Je pris une flèche classique. Calmement, je fis abstraction des combats autour de moi pour me concentrer et être sur d’atteindre ma cible. Elle était éloignée, peut être trop, mais il me fallait tenté le coup…Je bandais mon arc, et lâchais ma flèche, ma dernière. Elle vola au dessus des cadavres, sa course parut sans fin. Après un instant qui me parut interminable, elle atteint son objectif et se ficha dans le torse du cavalier obscur. Négligemment, il ôta le projectile puis sembla chercher des yeux son agresseur. Il plongea son regard dans le mien et j’eu l’impression qu’il fouillait à travers mes entrailles. Il était partout en moi, m’étudiant presque avec curiosité. Dans ma tête, une voix d’outre tombe résonnait
* - Alors Carael est mort par ta faute… j’aurais ta tête Maelan l’elfe et je boirais ton sang*
Le cavalier tourna bride et poussa la masse de cadavre qui l’entourait, il se dirigea vers nous.
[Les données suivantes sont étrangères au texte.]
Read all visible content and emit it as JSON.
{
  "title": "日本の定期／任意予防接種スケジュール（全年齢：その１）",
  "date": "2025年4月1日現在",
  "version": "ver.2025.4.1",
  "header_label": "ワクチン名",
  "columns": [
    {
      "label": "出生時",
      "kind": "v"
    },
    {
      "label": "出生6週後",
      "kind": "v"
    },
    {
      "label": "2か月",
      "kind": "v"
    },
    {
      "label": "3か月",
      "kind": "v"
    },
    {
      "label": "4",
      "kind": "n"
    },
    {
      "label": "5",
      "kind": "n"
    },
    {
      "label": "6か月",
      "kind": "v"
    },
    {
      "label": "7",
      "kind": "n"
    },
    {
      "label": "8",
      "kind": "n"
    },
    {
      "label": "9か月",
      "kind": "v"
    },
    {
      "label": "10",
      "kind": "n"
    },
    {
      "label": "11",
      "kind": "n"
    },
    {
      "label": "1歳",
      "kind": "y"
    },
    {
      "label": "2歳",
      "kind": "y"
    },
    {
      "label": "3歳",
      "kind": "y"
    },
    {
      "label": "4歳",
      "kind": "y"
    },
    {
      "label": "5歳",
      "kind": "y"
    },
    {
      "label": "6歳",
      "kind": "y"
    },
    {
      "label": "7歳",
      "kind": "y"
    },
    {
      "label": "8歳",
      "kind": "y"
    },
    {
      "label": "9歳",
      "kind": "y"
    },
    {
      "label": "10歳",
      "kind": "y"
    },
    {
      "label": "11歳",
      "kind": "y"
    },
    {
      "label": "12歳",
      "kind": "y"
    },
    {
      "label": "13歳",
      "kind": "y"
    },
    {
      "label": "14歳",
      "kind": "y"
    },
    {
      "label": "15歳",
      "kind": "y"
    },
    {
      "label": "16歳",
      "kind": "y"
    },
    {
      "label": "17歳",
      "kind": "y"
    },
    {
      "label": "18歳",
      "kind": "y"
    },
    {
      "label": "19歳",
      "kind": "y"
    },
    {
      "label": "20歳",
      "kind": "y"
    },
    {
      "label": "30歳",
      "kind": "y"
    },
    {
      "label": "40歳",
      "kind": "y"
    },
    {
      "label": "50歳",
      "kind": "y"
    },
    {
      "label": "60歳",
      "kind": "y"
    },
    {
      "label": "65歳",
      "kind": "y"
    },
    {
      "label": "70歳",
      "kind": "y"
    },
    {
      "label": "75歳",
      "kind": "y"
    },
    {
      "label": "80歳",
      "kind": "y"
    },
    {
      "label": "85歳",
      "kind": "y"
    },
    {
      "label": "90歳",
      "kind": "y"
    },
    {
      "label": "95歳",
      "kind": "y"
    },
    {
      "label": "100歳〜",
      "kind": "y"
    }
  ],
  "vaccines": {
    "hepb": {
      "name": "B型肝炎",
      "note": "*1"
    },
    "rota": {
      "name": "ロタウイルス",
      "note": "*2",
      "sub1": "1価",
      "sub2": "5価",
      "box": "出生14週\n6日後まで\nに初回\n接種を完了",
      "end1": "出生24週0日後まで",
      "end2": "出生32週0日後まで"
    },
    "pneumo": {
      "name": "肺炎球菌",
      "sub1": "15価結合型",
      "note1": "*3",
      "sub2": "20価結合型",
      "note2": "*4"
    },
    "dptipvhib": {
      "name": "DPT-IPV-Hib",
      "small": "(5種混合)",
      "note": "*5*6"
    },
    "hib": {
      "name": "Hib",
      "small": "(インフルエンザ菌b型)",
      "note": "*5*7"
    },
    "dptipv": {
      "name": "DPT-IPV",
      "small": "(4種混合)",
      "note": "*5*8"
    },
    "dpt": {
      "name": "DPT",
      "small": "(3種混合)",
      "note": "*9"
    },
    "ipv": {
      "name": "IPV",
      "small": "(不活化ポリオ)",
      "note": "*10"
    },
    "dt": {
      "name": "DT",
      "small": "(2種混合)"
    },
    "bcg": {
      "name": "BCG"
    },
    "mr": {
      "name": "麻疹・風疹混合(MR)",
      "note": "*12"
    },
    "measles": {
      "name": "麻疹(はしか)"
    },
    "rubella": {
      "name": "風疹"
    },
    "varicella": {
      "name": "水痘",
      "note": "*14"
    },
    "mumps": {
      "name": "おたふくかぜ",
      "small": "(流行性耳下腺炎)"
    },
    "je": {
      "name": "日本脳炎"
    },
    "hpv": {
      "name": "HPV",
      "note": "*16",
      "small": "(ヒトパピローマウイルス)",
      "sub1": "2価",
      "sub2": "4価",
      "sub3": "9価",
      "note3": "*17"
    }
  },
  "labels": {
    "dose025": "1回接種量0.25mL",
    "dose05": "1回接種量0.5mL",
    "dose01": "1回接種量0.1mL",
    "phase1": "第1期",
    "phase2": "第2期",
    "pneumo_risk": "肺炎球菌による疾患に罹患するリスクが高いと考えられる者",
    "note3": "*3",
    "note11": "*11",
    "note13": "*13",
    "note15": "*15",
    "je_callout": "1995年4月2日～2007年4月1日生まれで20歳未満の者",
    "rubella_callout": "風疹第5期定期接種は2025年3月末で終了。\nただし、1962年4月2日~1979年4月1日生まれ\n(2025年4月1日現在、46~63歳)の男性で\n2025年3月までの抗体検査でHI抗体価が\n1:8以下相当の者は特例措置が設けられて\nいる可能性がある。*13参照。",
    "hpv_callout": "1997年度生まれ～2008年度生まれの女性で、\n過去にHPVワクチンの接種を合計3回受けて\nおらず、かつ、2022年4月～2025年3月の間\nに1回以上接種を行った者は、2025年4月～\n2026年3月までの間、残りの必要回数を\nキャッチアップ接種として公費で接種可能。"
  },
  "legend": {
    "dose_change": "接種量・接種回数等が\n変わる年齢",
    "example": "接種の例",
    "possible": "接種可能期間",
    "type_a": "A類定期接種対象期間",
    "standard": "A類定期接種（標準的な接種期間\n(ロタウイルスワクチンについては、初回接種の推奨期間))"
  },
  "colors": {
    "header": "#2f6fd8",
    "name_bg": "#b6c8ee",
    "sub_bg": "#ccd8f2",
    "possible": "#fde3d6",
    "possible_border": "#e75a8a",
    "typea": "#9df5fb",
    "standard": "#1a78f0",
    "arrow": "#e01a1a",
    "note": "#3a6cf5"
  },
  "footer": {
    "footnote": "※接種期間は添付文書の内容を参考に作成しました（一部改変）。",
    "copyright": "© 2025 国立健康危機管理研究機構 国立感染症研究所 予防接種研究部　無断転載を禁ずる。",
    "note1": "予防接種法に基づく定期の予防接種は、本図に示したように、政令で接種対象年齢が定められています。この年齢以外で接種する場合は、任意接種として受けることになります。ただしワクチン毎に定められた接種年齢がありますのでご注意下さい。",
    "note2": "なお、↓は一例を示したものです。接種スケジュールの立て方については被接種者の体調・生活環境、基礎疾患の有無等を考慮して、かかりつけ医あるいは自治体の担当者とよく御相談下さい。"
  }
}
Je criais à Frumbak :
« - Frum’ je crois qu’on est repéré…
- Sors ton épée et bats toi elfe ! Bien sur qu’on est repéré, partout les morts franchissent les défenses, nous devons être parmi les derniers encore debout ! Tous les cadavres vont arriver sur nous ! Et on les découpera un par un ! *Schlak Schlak
- J’ai tiré dans le maître, et il sait qu’on a tué Carael…
- Quoi ?? Il trancha avec une vigueur renouvelée. Mais t’es fou, comme si on avait pas assez de problème comme ça !!! Faut se barrer de la et vite ! On peut se faire un nécromant en face à face mais pas si son armée le protège… faut l’isoler… on est dans la merde !! Allez on dégage ! Magne toi ! »
Nous abandonnâmes la barricade aux assaillants. De la troupe qui était arrivée dans la cours, seul une poignée put s’enfuir. Nous courions dans les rues, partout la désolation régnait. Les morts nous suivaient de près mais petit à petit nous les distancions. La cité était perdue, il nous fallait fuir, rapidement et loin. La fatigue tirait sur nos muscles fatigués, et le rythme ralentissait. En se retournant, on pouvait voir les parties de la ville déjà conquise en train de brûler. Les flammes donnaient à l’obscurité une intensité nouvelle, encore plus macabre. L’espoir nous quittait, nous abandonnions la ville, je goûtais pour la première fois la saveur acide de la défaite.
Les maisons se faisaient plus espacées, et les flancs de la montagne se faisaient plus proches. Notre course se ralentissait, nous marchions presque, la tête basse, rentrée dans les épaules. Alors que nous avancions vers la route escarpée qui était notre seule échappatoire, une voix grave nous interpella :
« - Ca a pas l’air joli en bas… besoin d’un coup de main ? »
Nous nous sommes alors retournés, pour découvrir un nain frais et dispo, jeune vu sa barbe naissante, vêtu de mailles brillantes. Frumbak sembla en colère, il s’arrêta net pour passer sa colère sur le nain :
« - Un coup de main ? Mais tu crois quoi, espèce de résidus de pourriture ?? Qu’on est la pour une promenade de santé comme toi ?? On vient de se battre pendant je sais pas combien de temps, mais j’en ai vraiment plein les pattes ! Et toi tu es resté caché la pour nous proposé de l’aide à la fin de la bataille ? Je crois que le coup de main tu vas le prendre dans ta sale face de nain imberbe !! Et tu crois que tu vas pouvoir repoussé les morts a toi tout seul ?? Tu vas leur proposer un coup de main à eux aussi ?
- J’ai entendu parler de toi, Frumbak. Tu es toujours aussi impulsif ? dit le jeune nain en souriant. Mais je ne suis pas venu seul… »
Il souffla dans un cor, et un cœur de tambour grogna des profondeurs de la montagne.